Donald Trump and the fragmentation of the West

Donald Trump's shocking victory in the U.S. gives the encouraging hope for a better world, which, this time, is not centered on the West



There is a widespread view that the arrival of U.S. President Donald Trump in the Oval Office will be a disaster of major proportions for the world in general. This view is apparently evidenced by many of Trump's opinions and tweets broadcast across the globe that have challenged the incredulity of many so-called moderates of the Left and Right. New questions emerged among the establishment: can his so-called ability in deal-making translate into international agreements? Will President Trump be able to unravel the policies established by his predecessors – such as Obamacare? Will President Trump carry out his pledge to build a wall along the U.S.-Mexico border, and how will this change the relationship between the two neighbors? All of these concerns tend to address Trump's presidency as a calamity waiting to happen.Those who do not suffer from collective amnesia or do not believe in the fairytales spread by Hollywood are aware that corrupt, cruel or crass presidents are not exactly unknown in American history. What seems to make the election of Trump pivotal is a sense that his election indicates not only a change in America but a change in the way in which the global order is configured.

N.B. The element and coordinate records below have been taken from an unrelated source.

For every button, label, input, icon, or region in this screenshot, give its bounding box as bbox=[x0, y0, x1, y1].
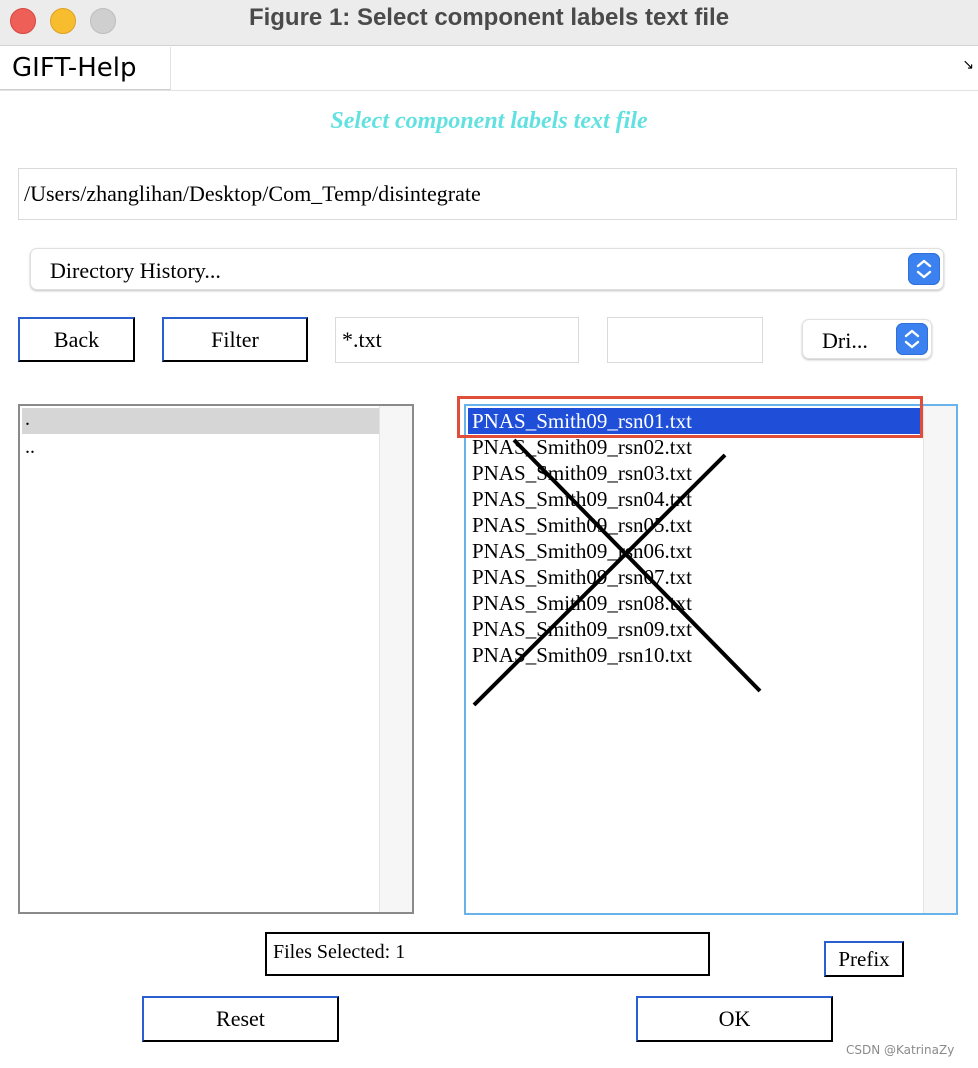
title-bar: Figure 1: Select component labels text f… bbox=[0, 0, 978, 46]
dialog-heading: Select component labels text file bbox=[330, 108, 648, 134]
filter-button[interactable]: Filter bbox=[162, 317, 308, 362]
secondary-filter-input[interactable] bbox=[607, 317, 763, 363]
window-title: Figure 1: Select component labels text f… bbox=[248, 4, 730, 31]
stepper-arrows-icon bbox=[908, 253, 940, 285]
directory-history-label: Directory History... bbox=[50, 258, 221, 283]
stepper-arrows-icon bbox=[896, 323, 928, 355]
directory-list[interactable]: . .. bbox=[18, 404, 414, 914]
prefix-button[interactable]: Prefix bbox=[824, 941, 904, 977]
current-path-field[interactable]: /Users/zhanglihan/Desktop/Com_Temp/disin… bbox=[18, 168, 957, 220]
reset-button[interactable]: Reset bbox=[142, 996, 339, 1042]
filter-input[interactable]: *.txt bbox=[335, 317, 579, 363]
drive-popup[interactable]: Dri... bbox=[802, 319, 932, 359]
undock-arrow-icon[interactable]: ↘ bbox=[962, 57, 974, 73]
files-selected-status: Files Selected: 1 bbox=[265, 932, 710, 976]
directory-list-scrollbar[interactable] bbox=[379, 406, 412, 912]
ok-button[interactable]: OK bbox=[636, 996, 833, 1042]
menu-bar: GIFT-Help ↘ bbox=[0, 47, 978, 91]
watermark: CSDN @KatrinaZy bbox=[846, 1043, 955, 1057]
menu-gift-help-label: GIFT-Help bbox=[12, 53, 137, 83]
directory-item-parent[interactable]: .. bbox=[22, 436, 382, 462]
drive-label: Dri... bbox=[822, 328, 868, 353]
directory-history-popup[interactable]: Directory History... bbox=[30, 248, 944, 290]
menu-gift-help[interactable]: GIFT-Help bbox=[0, 47, 171, 90]
directory-item-current[interactable]: . bbox=[22, 408, 382, 434]
annotation-highlight-box bbox=[457, 396, 923, 438]
back-button[interactable]: Back bbox=[18, 317, 135, 362]
annotation-cross-icon bbox=[472, 438, 762, 707]
file-list-scrollbar[interactable] bbox=[923, 406, 956, 913]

Despite promising to make America great again, President Trump may signal the end of the United States' unilateral moment.Trump has all the qualities necessary to complete the process of the disenchantment with the global American hegemony. Trump's mere presence at the White House helps to unmask many of the platitudes that have justified America's violent and violating foreign policy. In many ways, Trump marks not a break with the trends that have been followed since the Reagan presidency (1981-1989) through various permutations of Democratic or Republican presidents, but rather a rip in the cloak of respectability that allowed the language of American exceptionalism and neo-liberalism to become the lingua franca of the international order.Since the end of the Second World War, the idea that the United States was uniquely qualified to exercise global leadership has been the credo of all American presidents, Democratic or Republican. The occupants of the Oval Office have believed that they were spreading democracy, the rule of law and prosperity around the globe. The have been unassailable in their belief that the United States was a force for good. Where they have differed is in matters of style and detail.

Those in the rest of the world who have experienced American leadership can be divided into two groups: on the one hand, you have the European experience of the U.S. as liberators. Not only did America play a vital role in ending the Nazi occupation over western Europe, it also helped in its reconstruction via the Marshall Plan, for example. More recently American support for the color or flower revolutions that swept the post-communist Eastern Europe and the expansion of NATO have been regarded as evidence of the U.S.'s backing and support for democratization.One the other hand, there is the experience of the U.S. by the rest of the world that regards the U.S. as generally being on the side of the oppressors, with a few exceptions. Outside Europe, the U.S. support for coups, torture and corruption is a matter of record. So whatever apprehensions one may have about Trump implementing policies based on his tweets, it is important to recall that even under President Barack Obama's administration (2009-2017) the United States carried out more drone strikes than ever before, there were more deportations from the U.S. than under any other U.S. president, and Guantanamo remains open. Obama was the continuation of American presidents from the time of Reagan who believed that America was bigger than the world. The symbolism of a black president in the White House is perhaps the only legacy of Obama that still demands our recognition.Among the cracks that Trump's presidency is likely to produce in the Western entitlement to global leadership, there are opportunities for real change. The idea that the U.S. is the champion of democratic values and freedom and uniquely entitled to dominate the world militarily, economically and culturally is fading fast, and President Trump may become the agent of the acceleration of this process.

Those who are horrified by the prospect of a Trump presidency need to seize the opportunity to abandon neoliberalism without succumbing to xenophobia. The most profound failing of progressives of various hues and those who believe in justice and diversity would be if they allow the white supremacist critique of neo-liberalism to take hold. Already we see this in Britain, where the vote to leave the European Union is being interpreted as a vote to end immigration. Many of those who supported globalization in its neo-liberal form are now in disarray, their idea of change was only the expansion of the limits of the status quo, where the underlying principles of the global structures of power remain, even if slightly tweaked toward a greener, more sexually accepting, less poverty-stricken future. However, the opportunity for real change in global relations seems to be opening up in front of us. The choices available to those who opposed Trump but supported the neo-liberalism of Bush, Clinton, and Obama are to either carry on denying the reality of their own creation or chose a path toward the transformation of themselves and the world around them. The Trump presidency may serve to remind us that the end of the world as some have known it is not necessarily the end of the world itself. Trump's election is shrinking America, and in the space created there is an opportunity to build a better more just world that is no longer centered on the West.